赵毓接过去这两块木头,翻来覆去的看了看,“手艺真好!这些老师傅我到年底每人给十两银子,然后给他们找个宽敞的地方住,派个做饭的厨子过去,专门伺候他们伙食。一日三餐,外加一顿宵夜,另外再加一盅炖汤,包管他们,……”

崔珩接话茬,“不到一年,绝对见阎王爷。”

赵毓,“不至于吧。”

崔珩,“这些老家伙常年吃素,你的厨子做的东西要卖钱的,味道太重,吃多了会出事。这些你别管了,只管年底的银钱,其他的,我管就得了。”

“好的。”赵毓从善如流,“现在坊间书本昂贵,主要是纸贵。
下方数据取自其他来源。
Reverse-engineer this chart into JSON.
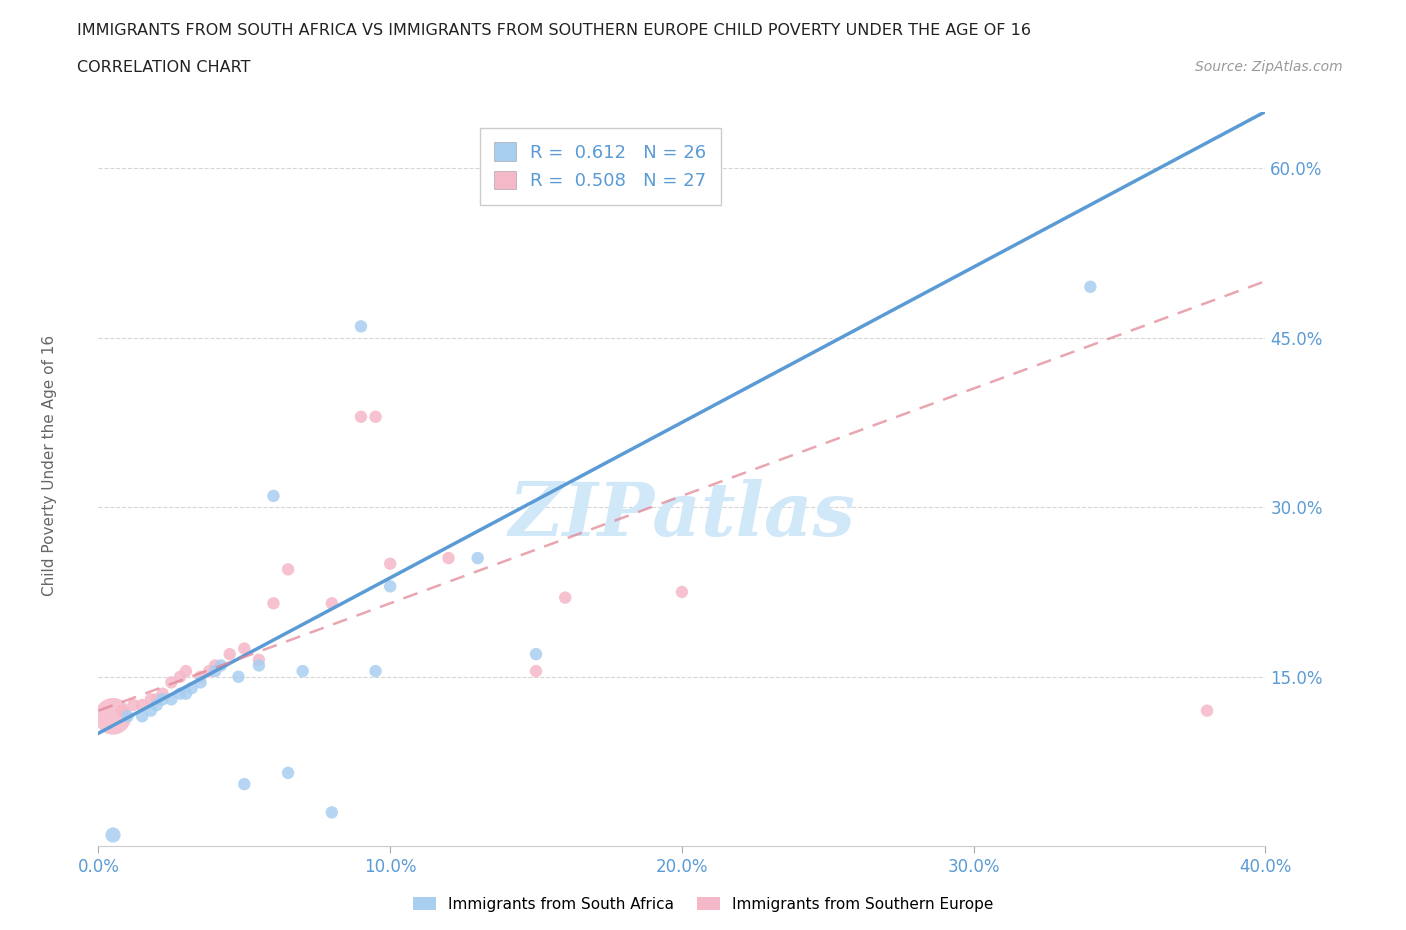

还有,给这群萝卜头练字绝对不能用宣纸,那东西号称‘千年寿纸’,写一百个字,废一沓子,毓正宫用得起,雍南公学用不起。我让人从南边找造纸的师傅,看看用雍京周围的芦苇杂草什么的能不能造些纸张,不求好看,也不求传世什么的,只要能用,便宜就好。”

“嗯。”

“老崔,你写大字的手艺没丢吧。”

“咋?”

“给我写块匾。”赵毓有些垂头丧气,“我练了快仨月了,这笔字就跟开水泡涨的窝头一样,根本拿不出手。”

崔珩,“你左手又没废,左手写。”

“我左手写的字太像楚蔷生的字了。”赵毓有些苦恼。

“怎么,你怕有心人认出来,给楚左相添麻烦?”崔珩嗤之以鼻,“他写的‘修身齐家治国平天下’的木牌就在眼前,要是有心人早就认出来了,不在乎再多一块匾额。”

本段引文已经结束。